Ben parecia não acreditar na minha reação. Eu mesma não estava acreditando que aquelas palavras estavam saindo da minha boca. Ele foi embora, atendendo ao meu pedido e eu simplesmente não sabia o que fazer. Coloquei a cabeça entre os joelhos e comecei a chorar.

Ele só está fazendo o que o coração dele quer... Você disse que não precisava ser sério... Você disse que ia aceitar qualquer escolha que ele fizesse... Ele não te escolheu... A voz na minha cabeça não parava de me lembrar o que eu queria esquecer. Eu nunca deixei de amar Beatrice, mesmo que eu goste de você...

Todas aquelas palavras me deixavam mais e mais perto do fundo do poço. Aquela era a confirmação de que eu só tinha sido um contratempo pra eles, que eu não servia pra ninguém.

- Ellie... - A voz imponente e suave que eu tinha aprendido a gostar falou comigo. Eu estava sonhando? - Ellie, não posso deixar você ficar aqui, desse jeito. Pode vir comigo para o carro? - Levantei o rosto molhado de lágrimas pra encarar a voz
- Noah? - Olhar pra ele era como encontrar uma corda que me puxasse pra cima - Como você me achou?
- Eu vi que vocês saíram ainda cedo e que ele voltou sozinho. Eu achei estranho vocês não voltarem juntos. Te procurei na praia e você não estava. Pensei que você poderia estar aqui. Tenho quase meia hora andando. Vamos pra casa, é quase noite.

Eu não queria me levantar de onde estava. Noah sentou-se ao meu lado, passou os braços fortes sobre meu ombro e me abraçou. Era um abraço confortante, calmo.

- Vamos pra casa - Ele disse no meu ouvido.

Me levantei e entrei no carro dele. Se ele não me observasse tanto talvez eu ficasse aqui, perdida, sozinha e triste até a minha morte.

Ele respeitou meu silêncio na viagem, não puxou nenhuma conversa, mas começou a cantarolar enquanto dirigia voltando pra casa, talvez pra me acalmar. Fechei os olhos pra prestar atenção na música que ele cantava.
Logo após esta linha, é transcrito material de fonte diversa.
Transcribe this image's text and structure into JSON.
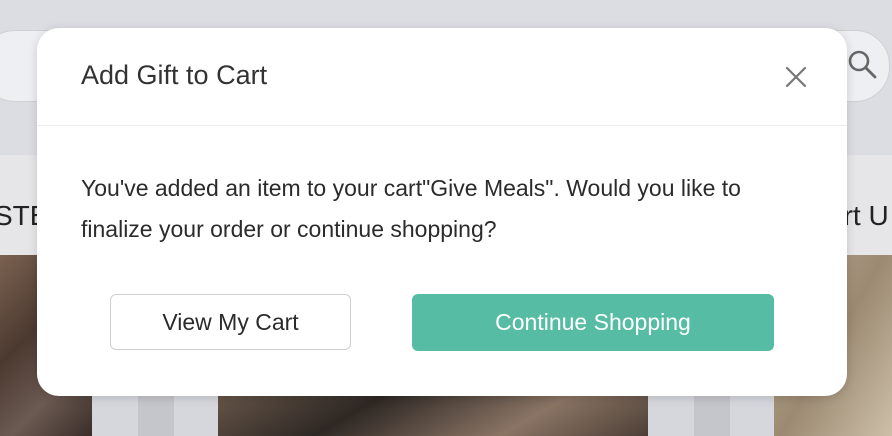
{
  "background": {
    "nav_left_text": "STE",
    "nav_right_text": "ort U",
    "search_icon": "search-icon"
  },
  "modal": {
    "title": "Add Gift to Cart",
    "close_icon": "close-icon",
    "message": "You've added an item to your cart\"Give Meals\". Would you like to finalize your order or continue shopping?",
    "view_cart_label": "View My Cart",
    "continue_label": "Continue Shopping"
  },
  "colors": {
    "accent": "#56bca4",
    "overlay_bg": "#c9c9cc"
  }
}
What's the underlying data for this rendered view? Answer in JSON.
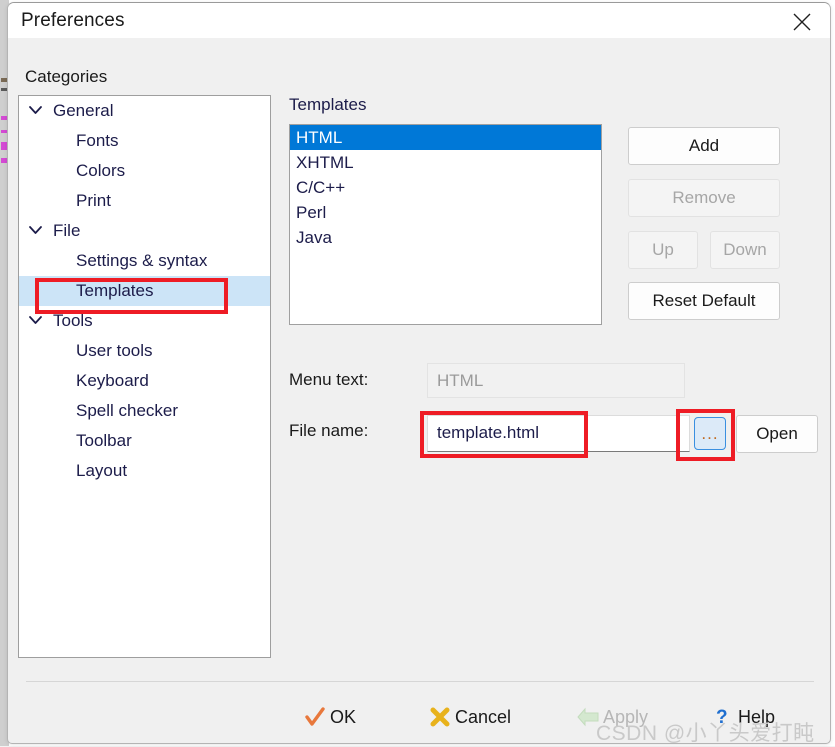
{
  "window": {
    "title": "Preferences",
    "close_icon": "close-icon"
  },
  "categories": {
    "label": "Categories",
    "items": [
      {
        "label": "General",
        "level": 0,
        "expanded": true,
        "selected": false
      },
      {
        "label": "Fonts",
        "level": 1,
        "expanded": null,
        "selected": false
      },
      {
        "label": "Colors",
        "level": 1,
        "expanded": null,
        "selected": false
      },
      {
        "label": "Print",
        "level": 1,
        "expanded": null,
        "selected": false
      },
      {
        "label": "File",
        "level": 0,
        "expanded": true,
        "selected": false
      },
      {
        "label": "Settings & syntax",
        "level": 1,
        "expanded": null,
        "selected": false
      },
      {
        "label": "Templates",
        "level": 1,
        "expanded": null,
        "selected": true
      },
      {
        "label": "Tools",
        "level": 0,
        "expanded": true,
        "selected": false
      },
      {
        "label": "User tools",
        "level": 1,
        "expanded": null,
        "selected": false
      },
      {
        "label": "Keyboard",
        "level": 1,
        "expanded": null,
        "selected": false
      },
      {
        "label": "Spell checker",
        "level": 1,
        "expanded": null,
        "selected": false
      },
      {
        "label": "Toolbar",
        "level": 1,
        "expanded": null,
        "selected": false
      },
      {
        "label": "Layout",
        "level": 1,
        "expanded": null,
        "selected": false
      }
    ]
  },
  "templates": {
    "label": "Templates",
    "items": [
      {
        "label": "HTML",
        "selected": true
      },
      {
        "label": "XHTML",
        "selected": false
      },
      {
        "label": "C/C++",
        "selected": false
      },
      {
        "label": "Perl",
        "selected": false
      },
      {
        "label": "Java",
        "selected": false
      }
    ],
    "buttons": {
      "add": {
        "label": "Add",
        "enabled": true
      },
      "remove": {
        "label": "Remove",
        "enabled": false
      },
      "up": {
        "label": "Up",
        "enabled": false
      },
      "down": {
        "label": "Down",
        "enabled": false
      },
      "reset": {
        "label": "Reset Default",
        "enabled": true
      }
    }
  },
  "fields": {
    "menu_text": {
      "label": "Menu text:",
      "value": "HTML",
      "enabled": false
    },
    "file_name": {
      "label": "File name:",
      "value": "template.html",
      "enabled": true,
      "browse_label": "...",
      "open_label": "Open"
    }
  },
  "footer": {
    "ok": {
      "label": "OK",
      "icon": "check-icon",
      "enabled": true
    },
    "cancel": {
      "label": "Cancel",
      "icon": "cross-icon",
      "enabled": true
    },
    "apply": {
      "label": "Apply",
      "icon": "left-arrow-icon",
      "enabled": false
    },
    "help": {
      "label": "Help",
      "icon": "question-icon",
      "enabled": true
    }
  },
  "watermark": "CSDN @小丫头爱打盹",
  "colors": {
    "list_selection": "#0078d7",
    "tree_selection": "#cce4f7",
    "annotation": "#ee1c25",
    "focus_border": "#3a8fe0",
    "dialog_bg": "#f0f0f0"
  }
}
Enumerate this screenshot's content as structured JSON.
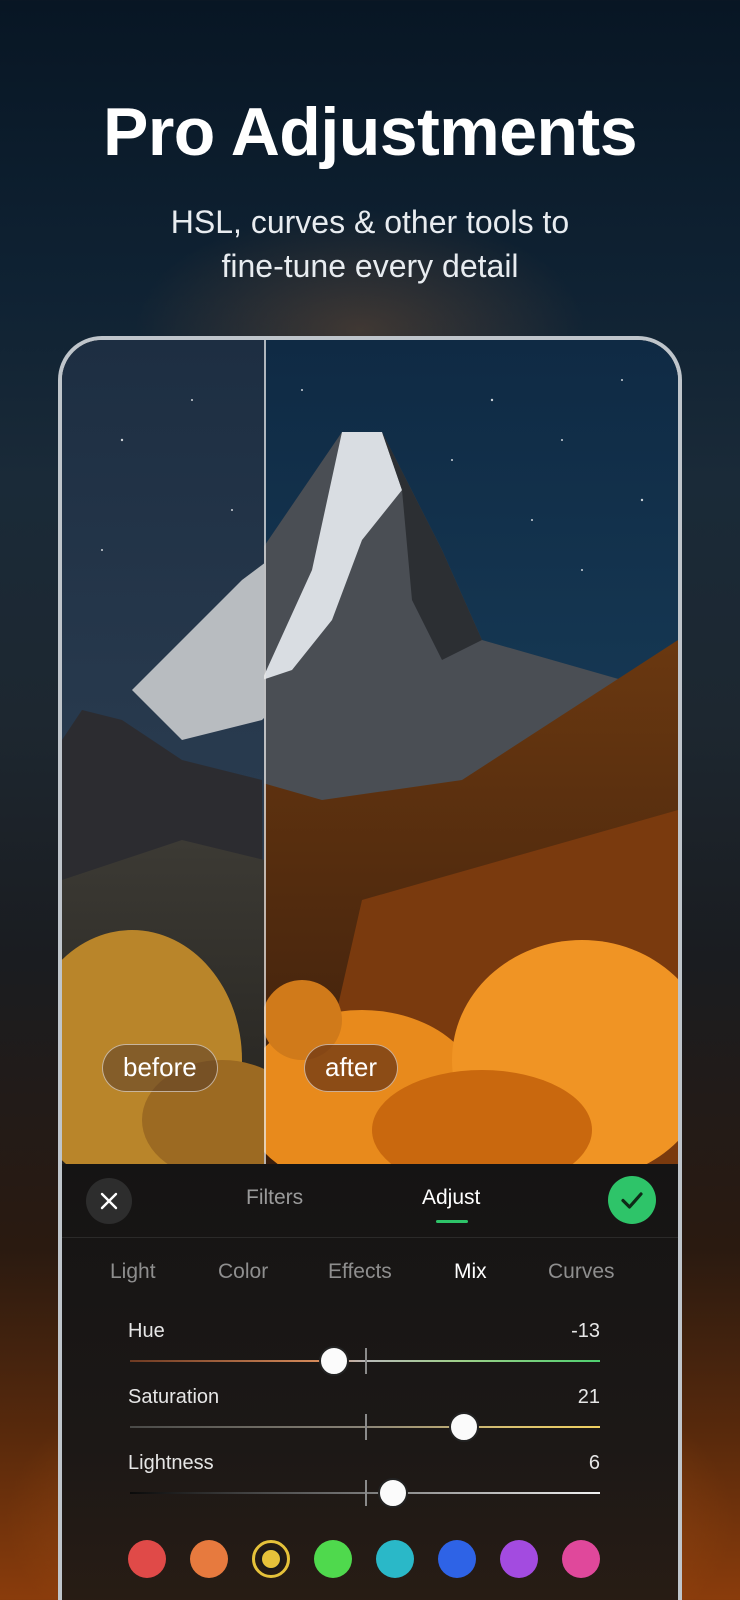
{
  "hero": {
    "title": "Pro Adjustments",
    "subtitle_line1": "HSL, curves & other tools to",
    "subtitle_line2": "fine-tune every detail"
  },
  "compare": {
    "before_label": "before",
    "after_label": "after"
  },
  "toolbar": {
    "tabs": [
      "Filters",
      "Adjust"
    ],
    "active_tab": "Adjust",
    "accent_color": "#2ec469"
  },
  "categories": {
    "items": [
      "Light",
      "Color",
      "Effects",
      "Mix",
      "Curves"
    ],
    "active": "Mix"
  },
  "sliders": [
    {
      "label": "Hue",
      "value": "-13",
      "level": -13,
      "range": [
        -100,
        100
      ]
    },
    {
      "label": "Saturation",
      "value": "21",
      "level": 21,
      "range": [
        -50,
        50
      ]
    },
    {
      "label": "Lightness",
      "value": "6",
      "level": 6,
      "range": [
        -50,
        50
      ]
    }
  ],
  "color_channels": [
    {
      "name": "red",
      "color": "#e04a48"
    },
    {
      "name": "orange",
      "color": "#e77a3e"
    },
    {
      "name": "yellow",
      "color": "#e6c23a",
      "selected": true
    },
    {
      "name": "green",
      "color": "#4fd94d"
    },
    {
      "name": "aqua",
      "color": "#2ab8c8"
    },
    {
      "name": "blue",
      "color": "#2e63e6"
    },
    {
      "name": "purple",
      "color": "#a34be0"
    },
    {
      "name": "magenta",
      "color": "#e0489b"
    }
  ]
}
- What day is it and in what month... This clock never seemed so alive. I can't keep up and I can't back down. I've been losing so much time... - Eu achava que conhecia aquela música. Na verdade, parecia que ele estava cantando pra mim - Cause it's you and me and all of the people with nothing to do, nothing to lose and it's you and me and all of the people and I don't know why I can't keep my eyes off of you... Se importa se eu ligar o rádio? - Ele perguntou.
- Não, tudo bem. - E ele colocou essa música.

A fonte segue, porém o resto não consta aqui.